AI has not traditionally excelled at pattern recognition, capable of recognizing only single objects but unable to decipher the meaning of actions or interactions. Such an advance would make driverless cars and other oh-so-close wonders a reality. Stanford and Google have just announced breakthroughs. From John Markoff at the New York Times:

“During the past 15 years, video cameras have been placed in a vast number of public and private spaces. In the future, the software operating the cameras will not only be able to identify particular humans via facial recognition, experts say, but also identify certain types of behavior, perhaps even automatically alerting authorities.

Two years ago Google researchers created image-recognition software and presented it with 10 million images taken from YouTube videos. Without human guidance, the program trained itself to recognize cats — a testament to the number of cat videos on YouTube.

Current artificial intelligence programs in new cars already can identify pedestrians and bicyclists from cameras positioned atop the windshield and can stop the car automatically if the driver does not take action to avoid a collision.

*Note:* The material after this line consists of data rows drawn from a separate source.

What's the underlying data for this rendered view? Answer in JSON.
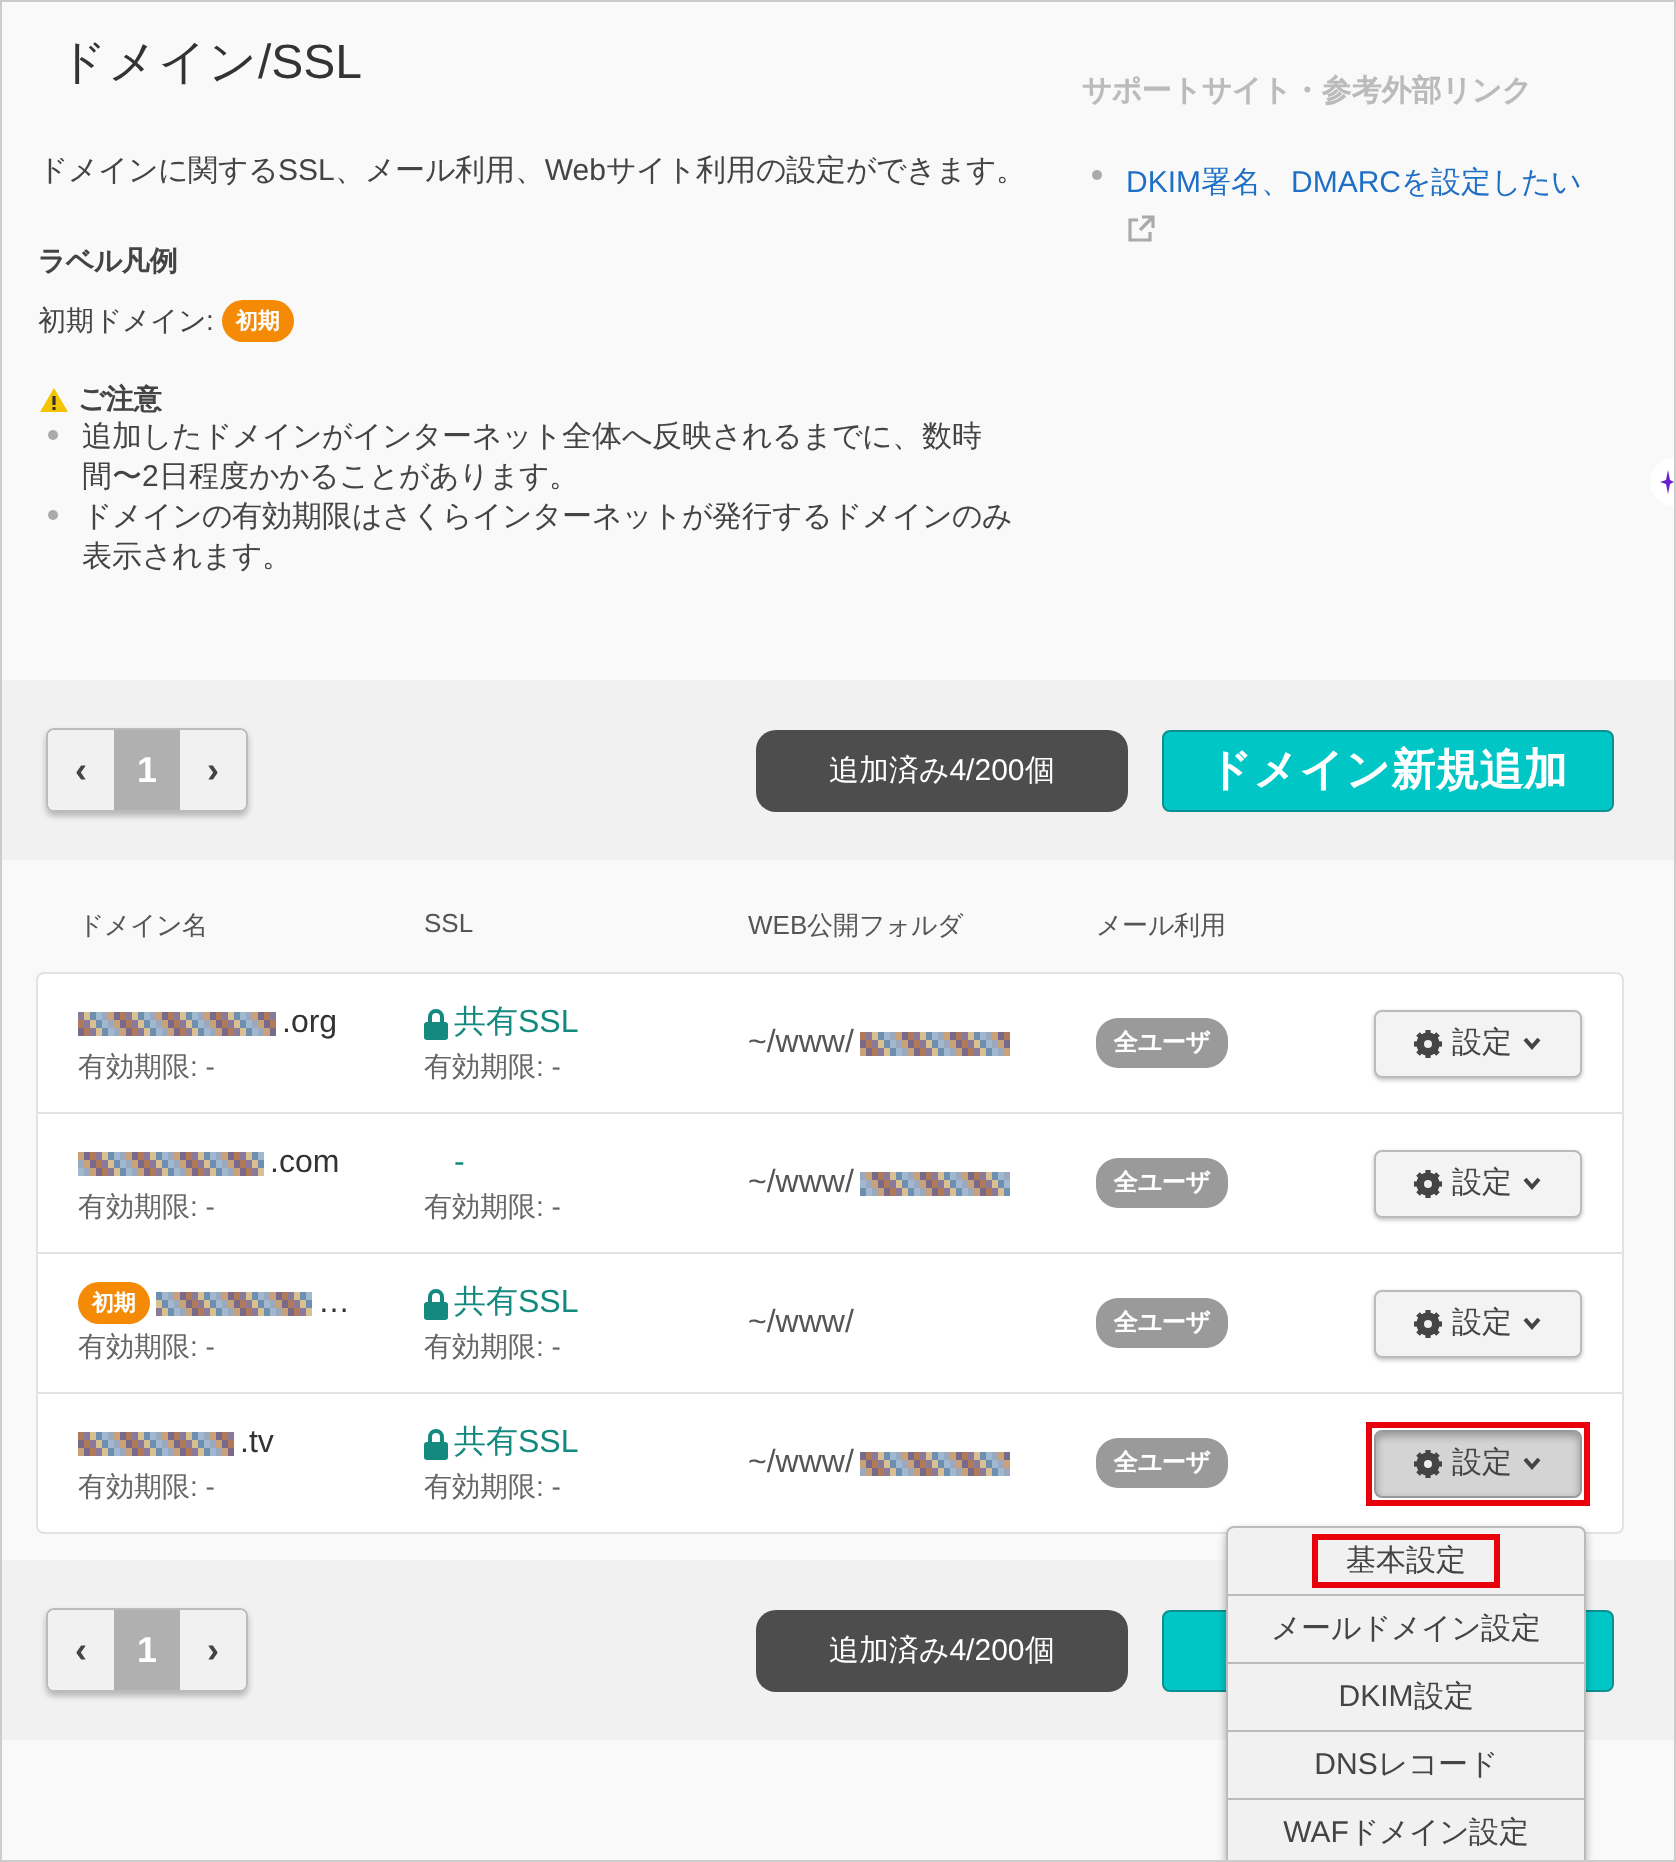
{
  "title": "ドメイン/SSL",
  "description": "ドメインに関するSSL、メール利用、Webサイト利用の設定ができます。",
  "legend": {
    "heading": "ラベル凡例",
    "label": "初期ドメイン:",
    "badge": "初期"
  },
  "notice": {
    "heading": "ご注意",
    "items": [
      "追加したドメインがインターネット全体へ反映されるまでに、数時間〜2日程度かかることがあります。",
      "ドメインの有効期限はさくらインターネットが発行するドメインのみ表示されます。"
    ]
  },
  "support": {
    "heading": "サポートサイト・参考外部リンク",
    "links": [
      {
        "label": "DKIM署名、DMARCを設定したい",
        "external": true
      }
    ]
  },
  "toolbars": [
    {
      "pager": {
        "prev": "‹",
        "page": "1",
        "next": "›"
      },
      "count": "追加済み4/200個",
      "add_button": "ドメイン新規追加"
    },
    {
      "pager": {
        "prev": "‹",
        "page": "1",
        "next": "›"
      },
      "count": "追加済み4/200個",
      "add_button_covered": true
    }
  ],
  "table": {
    "columns": [
      "ドメイン名",
      "SSL",
      "WEB公開フォルダ",
      "メール利用"
    ],
    "rows": [
      {
        "domain_redacted": true,
        "domain": ".org",
        "domain_expiry": "有効期限: -",
        "ssl_locked": true,
        "ssl": "共有SSL",
        "ssl_expiry": "有効期限: -",
        "folder": "~/www/",
        "folder_redacted": true,
        "mail": "全ユーザ",
        "settings": "設定",
        "menu_open": false,
        "highlighted": false
      },
      {
        "domain_redacted": true,
        "domain": ".com",
        "domain_expiry": "有効期限: -",
        "ssl_locked": false,
        "ssl": "-",
        "ssl_expiry": "有効期限: -",
        "folder": "~/www/",
        "folder_redacted": true,
        "mail": "全ユーザ",
        "settings": "設定",
        "menu_open": false,
        "highlighted": false
      },
      {
        "initial_badge": "初期",
        "domain_redacted": true,
        "domain": "…",
        "domain_expiry": "有効期限: -",
        "ssl_locked": true,
        "ssl": "共有SSL",
        "ssl_expiry": "有効期限: -",
        "folder": "~/www/",
        "folder_redacted": false,
        "mail": "全ユーザ",
        "settings": "設定",
        "menu_open": false,
        "highlighted": false
      },
      {
        "domain_redacted": true,
        "domain": ".tv",
        "domain_expiry": "有効期限: -",
        "ssl_locked": true,
        "ssl": "共有SSL",
        "ssl_expiry": "有効期限: -",
        "folder": "~/www/",
        "folder_redacted": true,
        "mail": "全ユーザ",
        "settings": "設定",
        "menu_open": true,
        "highlighted": true
      }
    ]
  },
  "menu": {
    "items": [
      {
        "label": "基本設定",
        "highlighted": true
      },
      {
        "label": "メールドメイン設定",
        "highlighted": false
      },
      {
        "label": "DKIM設定",
        "highlighted": false
      },
      {
        "label": "DNSレコード",
        "highlighted": false
      },
      {
        "label": "WAFドメイン設定",
        "highlighted": false
      }
    ]
  }
}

But ‘just single object recognition is not very beneficial,’ said Ali Farhadi, a computer scientist at the University of Washington who has published research on software that generates sentences from digital pictures. ‘We’ve focused on objects, and we’ve ignored verbs,’ he said, adding that these programs do not grasp what is going on in an image.

Both the Google and Stanford groups tackled the problem by refining software programs known as neural networks, inspired by our understanding of how the brain works. Neural networks can ‘train’ themselves to discover similarities and patterns in data, even when their human creators do not know the patterns exist.”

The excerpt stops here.